De bovenwettelijke examens voor buschauffeurs kunnen per 1 januari 2018 vervallen. Deze examens vormen een verplicht onderdeel van het Keurmerk Touringcarbedrijf. Het Koninklijk Nederlands Vervoer heeft aangegeven met deze examens te willen stoppen per 1 januari 2018 ten faveure van een nieuwe vorm van toetsen van de onderwerpen in kwestie. Er wordt nog bekeken of het CBR een rol kan spelen bij het eventuele examineren daarvan.

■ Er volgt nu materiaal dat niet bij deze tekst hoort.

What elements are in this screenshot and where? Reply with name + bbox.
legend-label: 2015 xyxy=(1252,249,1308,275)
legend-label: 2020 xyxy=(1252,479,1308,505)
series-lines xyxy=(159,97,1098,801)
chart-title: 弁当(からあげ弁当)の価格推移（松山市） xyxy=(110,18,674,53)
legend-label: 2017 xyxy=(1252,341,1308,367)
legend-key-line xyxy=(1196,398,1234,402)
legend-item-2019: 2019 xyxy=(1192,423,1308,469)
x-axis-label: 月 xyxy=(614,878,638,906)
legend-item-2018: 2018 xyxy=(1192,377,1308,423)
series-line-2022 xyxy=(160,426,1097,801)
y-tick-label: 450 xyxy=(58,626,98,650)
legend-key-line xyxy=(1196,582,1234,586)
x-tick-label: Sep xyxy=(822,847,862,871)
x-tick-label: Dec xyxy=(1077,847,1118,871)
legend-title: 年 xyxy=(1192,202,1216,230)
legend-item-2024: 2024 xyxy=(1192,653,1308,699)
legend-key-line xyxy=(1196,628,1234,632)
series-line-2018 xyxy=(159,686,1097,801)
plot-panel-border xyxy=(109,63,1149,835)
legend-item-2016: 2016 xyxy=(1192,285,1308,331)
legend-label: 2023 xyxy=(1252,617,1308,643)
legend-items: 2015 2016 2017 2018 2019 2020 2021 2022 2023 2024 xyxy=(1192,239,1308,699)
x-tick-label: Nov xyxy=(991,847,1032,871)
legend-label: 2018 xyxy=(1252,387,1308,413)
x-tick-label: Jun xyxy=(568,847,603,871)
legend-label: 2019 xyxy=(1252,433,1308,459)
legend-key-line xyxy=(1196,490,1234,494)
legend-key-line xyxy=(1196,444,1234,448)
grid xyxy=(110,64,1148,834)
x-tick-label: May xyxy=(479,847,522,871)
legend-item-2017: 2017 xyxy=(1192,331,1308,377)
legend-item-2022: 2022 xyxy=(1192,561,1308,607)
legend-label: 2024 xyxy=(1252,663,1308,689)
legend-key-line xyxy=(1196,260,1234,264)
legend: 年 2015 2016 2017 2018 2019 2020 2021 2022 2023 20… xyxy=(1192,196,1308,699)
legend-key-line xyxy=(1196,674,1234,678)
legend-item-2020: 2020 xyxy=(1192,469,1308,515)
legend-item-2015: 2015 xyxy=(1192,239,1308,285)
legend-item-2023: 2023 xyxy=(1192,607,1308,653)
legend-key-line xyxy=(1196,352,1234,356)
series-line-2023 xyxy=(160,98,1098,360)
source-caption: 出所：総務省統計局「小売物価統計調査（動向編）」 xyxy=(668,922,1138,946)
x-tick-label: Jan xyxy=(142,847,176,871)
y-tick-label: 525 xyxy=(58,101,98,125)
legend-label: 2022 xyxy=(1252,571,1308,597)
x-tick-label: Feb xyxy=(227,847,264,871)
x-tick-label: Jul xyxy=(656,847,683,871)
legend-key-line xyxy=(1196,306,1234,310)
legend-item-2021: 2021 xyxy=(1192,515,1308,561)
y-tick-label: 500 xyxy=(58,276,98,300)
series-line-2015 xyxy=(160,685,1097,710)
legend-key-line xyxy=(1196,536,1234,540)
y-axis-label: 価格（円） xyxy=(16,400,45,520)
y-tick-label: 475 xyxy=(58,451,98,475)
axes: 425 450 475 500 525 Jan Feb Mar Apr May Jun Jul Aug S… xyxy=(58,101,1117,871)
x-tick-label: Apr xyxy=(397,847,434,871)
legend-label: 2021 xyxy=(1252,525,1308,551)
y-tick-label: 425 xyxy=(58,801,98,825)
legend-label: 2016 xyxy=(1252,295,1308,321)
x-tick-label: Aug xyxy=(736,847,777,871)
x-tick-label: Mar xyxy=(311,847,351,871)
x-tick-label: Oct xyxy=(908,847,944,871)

De reden voor het schrappen van de examens bij sierteeltvervoer is de volgende. De branche (TLN-deelmarkt Verenigde Sierteeltvervoerders) ziet de noodzaak om specialistische kennis over de te vervoeren bloemen en planten bij te houden. In het verleden is aan de opleiding, die ook voor het getuigschrift vakbekwaamheid meetelt, via het specialisatiereglement voor sierteeltvervoer dat behoort bij het Keurmerk Transport & Logistiek, een verplicht examen gekoppeld. Dit examen werd als zeer belastend gezien. TLN is hier met de opleiders die de training voor het getuigschrift vakbekwaamheid verzorgen over in overleg getreden. Zij zijn overeengekomen dat chauffeurs die de cursus volgen niet langer via een verplicht examen worden getoetst.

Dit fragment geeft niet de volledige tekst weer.